Kriza Faye Calumba, UP Mindanao Assistant Professor from the Department of Food Science and Chemistry and one of the authors of the study added that this study is part of the research project entitled “Improving consumption of indigenous vegetables by school age children through vegetable gardens and supervised cooking in six schools in Davao City” funded by the Office of Research of UP Mindanao. She said the research project is comprised of three thesis projects.

“The team consisted of researchers from various disciplines so that the approach to the study will be more comprehensive,” Calumba told The Manila Bulletin.

Among the authors of the study were Asst. Prof. Rovi Gem Villame, Dr. Juma Novie Alviola, and Calumba, who are from the Department of Food Science and Chemistry; Asst. Prof. Aileen Grace Delima and Dr. Emma Ruth Bayogan, who are from the Department of Biological Sciences and Environmental Studies; and Dr. Pete Alviola IV, who is from the School of Management.

The study started between July and August 2017 as an undergraduate thesis of Pamela Soriano, who graduated from UP Mindanao with a degree in Bachelor of Science in Food Technology.
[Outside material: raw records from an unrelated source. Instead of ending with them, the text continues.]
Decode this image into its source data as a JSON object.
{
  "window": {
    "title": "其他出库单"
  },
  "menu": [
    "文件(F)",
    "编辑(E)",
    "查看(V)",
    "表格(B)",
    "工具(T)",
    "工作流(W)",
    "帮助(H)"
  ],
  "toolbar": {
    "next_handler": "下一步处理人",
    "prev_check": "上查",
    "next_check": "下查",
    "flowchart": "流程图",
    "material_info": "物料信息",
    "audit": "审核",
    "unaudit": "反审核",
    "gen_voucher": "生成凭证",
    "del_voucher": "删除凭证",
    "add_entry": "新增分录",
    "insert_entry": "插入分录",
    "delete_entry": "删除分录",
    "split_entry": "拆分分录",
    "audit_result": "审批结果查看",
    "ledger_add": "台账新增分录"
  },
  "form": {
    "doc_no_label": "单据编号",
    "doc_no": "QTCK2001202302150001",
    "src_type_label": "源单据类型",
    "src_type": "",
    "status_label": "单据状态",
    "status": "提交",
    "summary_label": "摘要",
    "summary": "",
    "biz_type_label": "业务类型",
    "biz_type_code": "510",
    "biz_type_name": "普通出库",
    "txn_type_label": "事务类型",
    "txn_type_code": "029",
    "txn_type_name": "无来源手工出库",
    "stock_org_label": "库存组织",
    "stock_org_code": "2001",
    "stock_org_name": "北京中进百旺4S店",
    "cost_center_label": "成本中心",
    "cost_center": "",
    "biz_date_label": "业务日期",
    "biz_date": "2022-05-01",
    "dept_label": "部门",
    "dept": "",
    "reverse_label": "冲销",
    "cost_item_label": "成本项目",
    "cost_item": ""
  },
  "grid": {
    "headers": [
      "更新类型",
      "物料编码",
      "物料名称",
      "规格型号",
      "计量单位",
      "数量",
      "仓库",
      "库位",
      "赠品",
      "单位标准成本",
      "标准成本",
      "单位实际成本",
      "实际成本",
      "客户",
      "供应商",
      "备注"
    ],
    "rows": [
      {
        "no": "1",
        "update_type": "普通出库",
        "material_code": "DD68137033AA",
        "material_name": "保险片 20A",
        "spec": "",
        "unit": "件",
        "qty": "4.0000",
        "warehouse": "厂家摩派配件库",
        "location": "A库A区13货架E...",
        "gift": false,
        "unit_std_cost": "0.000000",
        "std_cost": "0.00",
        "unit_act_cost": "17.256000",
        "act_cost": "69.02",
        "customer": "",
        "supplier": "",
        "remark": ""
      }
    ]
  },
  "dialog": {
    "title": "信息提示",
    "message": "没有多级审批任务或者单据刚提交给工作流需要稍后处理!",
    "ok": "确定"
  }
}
“Since our research project targeted to promote school gardening and the utilization of underutilized indigenous vegetables to address micronutrient deficiencies, I thought that alugbati would be a good crop to focus on. Aside from being abundant and affordable, it is also known to be a good source of Vitamin A and is rich in fiber and protein,” Soriano, who currently works as an analyst in a popular beverage brand, said.

To turn it into noodles, the alugbati leaves were first dehydrated and turned into powder. The alugbati powder was then incorporated into the noodle dough, which was later cut, boiled, rinsed, and drained. The noodles were stored in a sealed plastic bag at 2-3 ºC.

Soriano said alugbati noodles can provide 20-33% of the recommended dietary allowance of Vitamin A for children, pregnant and lactating women, and the elderly.

“This product has relatively higher vitamin, fiber, and protein content compared to ordinary egg noodles. Moreover, alugbati is one of the cheapest vegetables that you can find in the market,” she said.

Soriano added that alugbati is “very abundant in rural areas yet underutilized as its use as food is only limited to soups and salads.”

“Converting it to powder can open a lot of avenues in expanding its use in other food products,” she said.

Calumba said the alugbati noodles are not yet available in the market.

“However, the team is very willing to cooperate with any organization interested in providing support for the mass production of the product,” she said.